Speech recognition is the technology that converts human speech into digital text. In this complete beginner guide, you will learn how to use Python for speech recognition tasks following a step by step guide format. We will use the SpeechRecognition library to read audio files, capture microphone input, handle noise, and work with multiple APIs including Google Speech API, IBM Watson, and others.

What You'll Learn:

How to install SpeechRecognition and PyAudio libraries
Reading and transcribing audio files (WAV, AIFF, FLAC)
Using the Recognizer class and available API methods
Reading specific segments of audio with offset and duration
Handling noise with adjust_for_ambient_noise()
Working with microphones for real-time speech capture
Handling errors and unknown speech exceptions

What is Python Speech Recognition?

Speech recognition systems have evolved from single-speaker models with limited vocabularies to sophisticated systems that recognize multiple speakers with huge vocabularies across various languages. The process involves converting speech from physical sound to electrical signals using a microphone, then using an analogue-to-digital converter to transform this into digital data. Finally, multiple models transcribe the audio into text using techniques like the Hidden Markov Model (HMM), which divides speech signals into 10-millisecond fragments.

Available APIs in Python Speech Recognition

Python offers several APIs for speech recognition. While packages like Wit and Api.ai offer more than basic speech recognition, we will demonstrate SpeechRecognition, which is easier to use and includes a hardcoded default API key for the Google Web Speech API.
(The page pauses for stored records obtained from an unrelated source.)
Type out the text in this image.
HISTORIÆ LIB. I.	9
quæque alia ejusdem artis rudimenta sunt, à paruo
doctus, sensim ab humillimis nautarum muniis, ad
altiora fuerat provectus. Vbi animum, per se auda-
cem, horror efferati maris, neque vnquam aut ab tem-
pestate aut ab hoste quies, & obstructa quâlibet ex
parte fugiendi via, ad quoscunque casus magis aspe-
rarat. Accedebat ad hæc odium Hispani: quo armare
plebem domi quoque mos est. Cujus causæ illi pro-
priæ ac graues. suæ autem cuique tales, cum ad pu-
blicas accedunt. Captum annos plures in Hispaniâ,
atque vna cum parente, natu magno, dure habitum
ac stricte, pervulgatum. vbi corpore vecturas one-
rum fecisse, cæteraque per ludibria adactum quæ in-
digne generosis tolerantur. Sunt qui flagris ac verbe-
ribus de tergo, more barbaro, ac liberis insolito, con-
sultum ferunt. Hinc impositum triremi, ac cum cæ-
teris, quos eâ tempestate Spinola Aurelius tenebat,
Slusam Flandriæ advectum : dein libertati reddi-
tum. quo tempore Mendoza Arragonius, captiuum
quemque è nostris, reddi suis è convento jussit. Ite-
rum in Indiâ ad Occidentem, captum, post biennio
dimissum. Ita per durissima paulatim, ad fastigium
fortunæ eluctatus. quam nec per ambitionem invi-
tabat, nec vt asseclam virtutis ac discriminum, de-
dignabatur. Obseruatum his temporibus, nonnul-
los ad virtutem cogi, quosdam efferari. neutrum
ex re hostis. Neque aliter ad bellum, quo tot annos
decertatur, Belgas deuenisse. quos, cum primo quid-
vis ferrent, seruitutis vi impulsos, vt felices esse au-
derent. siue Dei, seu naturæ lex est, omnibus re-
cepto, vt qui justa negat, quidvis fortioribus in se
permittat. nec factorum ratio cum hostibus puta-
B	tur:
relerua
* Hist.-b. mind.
API Method	Service	Requirements
recognize_bing()	Microsoft Bing Speech	API key
recognize_google()	Google Web Speech API	None (default key included)
recognize_google_cloud()	Google Cloud Speech	google-cloud-speech package
recognize_houndify()	Houndify by SoundHound	Client ID & Client Key
recognize_ibm()	IBM Speech to Text	Username & Password
recognize_sphinx()	CMU Sphinx	PocketSphinx installation
recognize_wit()	Wit.ai	API key

Step by Step Guide to Installation

Install SpeechRecognition

Use pip to install the SpeechRecognition library. This beginner guide assumes you have Python 3.6+ installed.

Terminal Command

pip install SpeechRecognition

Verify Installation

Open Python interpreter and check the installed version.

Python Interpreter

>>> import speech_recognition as sr
>>> sr.__version__
'3.8.1'

Install PyAudio for Microphone Support

PyAudio is required to work with microphones. On Windows, download the binary wheel from Christoph Gohlke's repository.

Install PyAudio

# On Windows, download the appropriate .whl file from:
# https://www.lfd.uci.edu/~gohlke/pythonlibs/#pyaudio
# Then install:
pip install PyAudio-0.2.11-cp37-cp37m-win32.whl

# On Mac/Linux:
pip install PyAudio

Supported Audio File Types

The SpeechRecognition library supports the following audio formats:

WAV (PCM/LPCM)

Uncompressed audio format, best for speech recognition accuracy.

AIFF / AIFF-C

Audio Interchange File Format, commonly used on Apple systems.

FLAC

Free Lossless Audio Codec, compressed without quality loss.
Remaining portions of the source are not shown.